是的。绕过字节缓冲实例而不是使用某些方法 return 字节数组,这些字节数组在检查长度或复制内容后立即被丢弃。
I also need to make sure it is thread safe since it can be called by multiple threads.
只要每个缓冲区仅由一个线程使用,并进行适当的同步,您就不必担心。
正确的同步意味着您的池管理器在其方法中具有获取和释放语义,并且如果多个线程在从中获取缓冲区和 return将其放入池之间使用缓冲区,则您正在添加释放在停止使用缓冲区的线程中添加语义,并在开始使用缓冲区的线程中添加获取语义。例如,如果您通过 CompletableFuture 传递缓冲区,则不必担心这一点,或者如果您在线程之间使用 Exchanger 或 [ 的正确实现进行显式通信=33=].
来自java.util.concurrent的包裹描述:
The methods of all classes in java.util.concurrent and its subpackages extend these guarantees to higher-level synchronization. In particular:
Actions in a thread prior to placing an object into any concurrent collection happen-before actions subsequent to the access or removal of that element from the collection in another thread.
Actions in a thread prior to the submission of a Runnable to an Executor happen-before its execution begins.
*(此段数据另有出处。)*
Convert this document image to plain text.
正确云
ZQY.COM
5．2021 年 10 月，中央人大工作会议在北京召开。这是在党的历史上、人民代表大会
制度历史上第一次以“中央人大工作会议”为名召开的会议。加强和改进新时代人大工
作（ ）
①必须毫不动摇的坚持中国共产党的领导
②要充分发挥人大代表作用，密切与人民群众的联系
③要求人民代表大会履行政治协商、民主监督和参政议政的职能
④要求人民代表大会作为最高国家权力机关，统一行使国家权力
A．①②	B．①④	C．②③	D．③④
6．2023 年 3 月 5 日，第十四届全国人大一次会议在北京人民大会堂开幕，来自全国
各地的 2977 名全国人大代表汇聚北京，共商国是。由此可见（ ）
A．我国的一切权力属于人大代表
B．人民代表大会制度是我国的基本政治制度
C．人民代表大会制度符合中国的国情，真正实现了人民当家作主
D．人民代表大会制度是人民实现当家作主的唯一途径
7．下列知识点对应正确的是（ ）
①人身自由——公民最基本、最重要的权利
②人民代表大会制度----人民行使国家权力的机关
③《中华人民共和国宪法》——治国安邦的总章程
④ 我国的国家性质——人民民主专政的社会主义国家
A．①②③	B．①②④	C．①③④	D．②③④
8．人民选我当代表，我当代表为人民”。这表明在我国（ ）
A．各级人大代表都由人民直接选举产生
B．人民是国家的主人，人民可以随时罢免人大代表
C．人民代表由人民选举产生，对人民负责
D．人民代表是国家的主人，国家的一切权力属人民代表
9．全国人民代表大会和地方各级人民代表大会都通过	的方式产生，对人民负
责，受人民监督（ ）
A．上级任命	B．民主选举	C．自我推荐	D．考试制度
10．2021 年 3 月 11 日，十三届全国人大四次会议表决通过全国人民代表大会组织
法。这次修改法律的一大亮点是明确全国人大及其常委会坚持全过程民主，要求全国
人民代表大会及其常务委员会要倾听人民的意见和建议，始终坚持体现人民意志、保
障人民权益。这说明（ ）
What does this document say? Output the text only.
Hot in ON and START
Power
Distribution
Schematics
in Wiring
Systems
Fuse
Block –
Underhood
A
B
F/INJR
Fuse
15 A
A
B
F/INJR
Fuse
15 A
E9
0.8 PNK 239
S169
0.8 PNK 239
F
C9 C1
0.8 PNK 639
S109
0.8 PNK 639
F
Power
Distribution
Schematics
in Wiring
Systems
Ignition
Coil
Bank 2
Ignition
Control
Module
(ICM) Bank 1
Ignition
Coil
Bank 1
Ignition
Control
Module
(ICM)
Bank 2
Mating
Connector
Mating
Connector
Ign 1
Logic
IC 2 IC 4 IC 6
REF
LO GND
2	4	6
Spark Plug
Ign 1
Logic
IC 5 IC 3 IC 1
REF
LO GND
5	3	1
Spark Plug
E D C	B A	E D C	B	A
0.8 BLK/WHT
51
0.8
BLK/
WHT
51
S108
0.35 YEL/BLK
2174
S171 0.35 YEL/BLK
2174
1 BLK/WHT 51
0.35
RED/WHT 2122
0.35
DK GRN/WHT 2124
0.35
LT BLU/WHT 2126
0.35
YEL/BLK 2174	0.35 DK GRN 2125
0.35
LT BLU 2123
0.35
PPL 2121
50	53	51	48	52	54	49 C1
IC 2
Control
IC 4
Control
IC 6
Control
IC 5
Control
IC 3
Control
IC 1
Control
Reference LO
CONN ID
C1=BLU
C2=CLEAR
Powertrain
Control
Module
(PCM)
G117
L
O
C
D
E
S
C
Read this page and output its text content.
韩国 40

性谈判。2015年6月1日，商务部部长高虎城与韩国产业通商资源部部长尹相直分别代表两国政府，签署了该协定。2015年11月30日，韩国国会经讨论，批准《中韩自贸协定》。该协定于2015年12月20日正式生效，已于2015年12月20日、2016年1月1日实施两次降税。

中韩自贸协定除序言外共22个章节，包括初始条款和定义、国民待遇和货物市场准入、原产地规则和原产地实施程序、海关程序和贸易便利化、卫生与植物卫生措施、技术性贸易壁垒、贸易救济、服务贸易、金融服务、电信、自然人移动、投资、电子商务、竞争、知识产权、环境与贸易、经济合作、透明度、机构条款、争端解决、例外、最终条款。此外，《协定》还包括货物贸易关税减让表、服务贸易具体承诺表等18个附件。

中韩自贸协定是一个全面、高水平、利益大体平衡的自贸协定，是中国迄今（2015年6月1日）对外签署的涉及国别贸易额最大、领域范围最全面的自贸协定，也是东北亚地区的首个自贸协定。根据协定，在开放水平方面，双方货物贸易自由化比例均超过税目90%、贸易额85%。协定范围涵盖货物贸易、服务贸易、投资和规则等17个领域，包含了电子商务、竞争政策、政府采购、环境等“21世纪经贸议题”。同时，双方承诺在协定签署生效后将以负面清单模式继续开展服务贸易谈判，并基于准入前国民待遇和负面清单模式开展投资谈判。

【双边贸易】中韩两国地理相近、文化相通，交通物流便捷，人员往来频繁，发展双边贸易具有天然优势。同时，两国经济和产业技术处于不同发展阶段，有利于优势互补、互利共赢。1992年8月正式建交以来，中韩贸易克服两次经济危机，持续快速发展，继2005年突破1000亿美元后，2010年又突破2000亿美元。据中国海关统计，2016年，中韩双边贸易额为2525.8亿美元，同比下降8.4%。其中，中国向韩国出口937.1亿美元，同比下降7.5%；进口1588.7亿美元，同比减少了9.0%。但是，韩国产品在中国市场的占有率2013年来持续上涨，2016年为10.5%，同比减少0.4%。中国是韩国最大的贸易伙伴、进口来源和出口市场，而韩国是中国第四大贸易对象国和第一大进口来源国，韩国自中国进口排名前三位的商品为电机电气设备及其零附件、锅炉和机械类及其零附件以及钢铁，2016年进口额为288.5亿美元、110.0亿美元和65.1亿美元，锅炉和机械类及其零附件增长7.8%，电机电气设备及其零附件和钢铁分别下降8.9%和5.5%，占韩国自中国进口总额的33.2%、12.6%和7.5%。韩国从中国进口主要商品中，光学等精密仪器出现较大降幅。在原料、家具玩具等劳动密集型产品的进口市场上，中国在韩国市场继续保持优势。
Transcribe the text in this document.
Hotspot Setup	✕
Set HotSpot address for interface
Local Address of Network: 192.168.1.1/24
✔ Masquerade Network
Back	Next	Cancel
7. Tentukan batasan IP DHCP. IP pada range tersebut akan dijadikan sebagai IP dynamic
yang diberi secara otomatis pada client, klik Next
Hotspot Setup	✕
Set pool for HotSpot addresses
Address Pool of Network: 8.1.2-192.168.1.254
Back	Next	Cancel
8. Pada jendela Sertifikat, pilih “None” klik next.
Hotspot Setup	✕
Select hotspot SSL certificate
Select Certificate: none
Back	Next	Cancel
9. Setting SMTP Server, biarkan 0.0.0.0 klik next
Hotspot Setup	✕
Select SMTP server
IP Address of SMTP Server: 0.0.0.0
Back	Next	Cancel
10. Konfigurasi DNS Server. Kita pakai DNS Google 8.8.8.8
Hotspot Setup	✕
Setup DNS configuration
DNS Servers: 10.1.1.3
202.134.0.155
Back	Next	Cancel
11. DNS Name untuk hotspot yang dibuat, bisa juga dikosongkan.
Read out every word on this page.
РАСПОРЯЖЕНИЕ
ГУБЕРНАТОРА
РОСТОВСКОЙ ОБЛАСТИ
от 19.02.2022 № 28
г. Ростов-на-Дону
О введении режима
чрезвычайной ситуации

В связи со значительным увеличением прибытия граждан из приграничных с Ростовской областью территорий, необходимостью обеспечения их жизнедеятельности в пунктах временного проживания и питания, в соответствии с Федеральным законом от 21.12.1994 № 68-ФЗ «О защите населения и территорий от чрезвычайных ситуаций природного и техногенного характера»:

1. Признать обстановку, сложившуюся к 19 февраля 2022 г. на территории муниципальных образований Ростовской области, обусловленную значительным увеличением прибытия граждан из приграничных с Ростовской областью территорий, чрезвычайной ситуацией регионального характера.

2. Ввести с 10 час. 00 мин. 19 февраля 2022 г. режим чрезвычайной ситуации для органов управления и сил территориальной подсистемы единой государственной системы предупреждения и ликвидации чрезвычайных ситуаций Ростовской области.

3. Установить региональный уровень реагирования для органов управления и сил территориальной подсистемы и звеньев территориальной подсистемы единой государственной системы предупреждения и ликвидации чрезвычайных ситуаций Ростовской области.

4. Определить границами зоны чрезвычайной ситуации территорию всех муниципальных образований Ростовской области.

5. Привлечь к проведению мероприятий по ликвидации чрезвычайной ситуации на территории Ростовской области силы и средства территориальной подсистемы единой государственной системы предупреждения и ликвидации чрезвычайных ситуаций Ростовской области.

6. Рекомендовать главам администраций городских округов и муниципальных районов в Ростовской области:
Similarly for Callables submitted to an ExecutorService.
Actions taken by the asynchronous computation represented by a Future happen-before actions subsequent to the retrieval of the result via Future.get() in another thread.
Actions prior to "releasing" synchronizer methods such as Lock.unlock, Semaphore.release, and CountDownLatch.countDown happen-before actions subsequent to a successful "acquiring" method such as Lock.lock, Semaphore.acquire, Condition.await, and CountDownLatch.await on the same synchronizer object in another thread.
For each pair of threads that successfully exchange objects via an Exchanger, actions prior to the exchange() in each thread happen-before those subsequent to the corresponding exchange() in another thread.
Actions prior to calling CyclicBarrier.await and Phaser.awaitAdvance (as well as its variants) happen-before actions performed by the barrier action, and actions performed by the barrier action happen-before actions subsequent to a successful return from the corresponding await in other threads.
我有一个 header 和我需要在一个 Byte Array 中表示的数据。我有一种特殊的格式可以将 header 打包到 Byte Array 中,还有一种不同的格式可以将数据打包到 Byte Array 中。在我有了这两个之后,我需要用它做一个最终的Byte Array。
下面是 C++ 中定义的布局,因此我必须在 Java 中做。
// below is my header offsets layout
// addressedCenter must be the first byte
static constexpr uint32_t addressedCenter = 0;
static constexpr uint32_t version = addressedCenter + 1;
static constexpr uint32_t numberOfRecords = version + 1;
static constexpr uint32_t bufferUsed = numberOfRecords + sizeof(uint32_t);
static constexpr uint32_t location = bufferUsed + sizeof(uint32_t);
static constexpr uint32_t locationFrom = location + sizeof(CustomerAddress);
static constexpr uint32_t locationOrigin = locationFrom + sizeof(CustomerAddress);
static constexpr uint32_t partition = locationOrigin + sizeof(CustomerAddress);
static constexpr uint32_t copy = partition + 1;
// this is the full size of the header
static constexpr uint32_t headerOffset = copy + 1;
而 CustomerAddress 是 uint64_t 的类型定义,它是这样组成的 -
typedef uint64_t CustomerAddress;
void client_data(uint8_t datacenter,
uint16_t clientId,
uint8_t dataId,
uint32_t dataCounter,
CustomerAddress& customerAddress)
{
customerAddress = (uint64_t(datacenter) << 56)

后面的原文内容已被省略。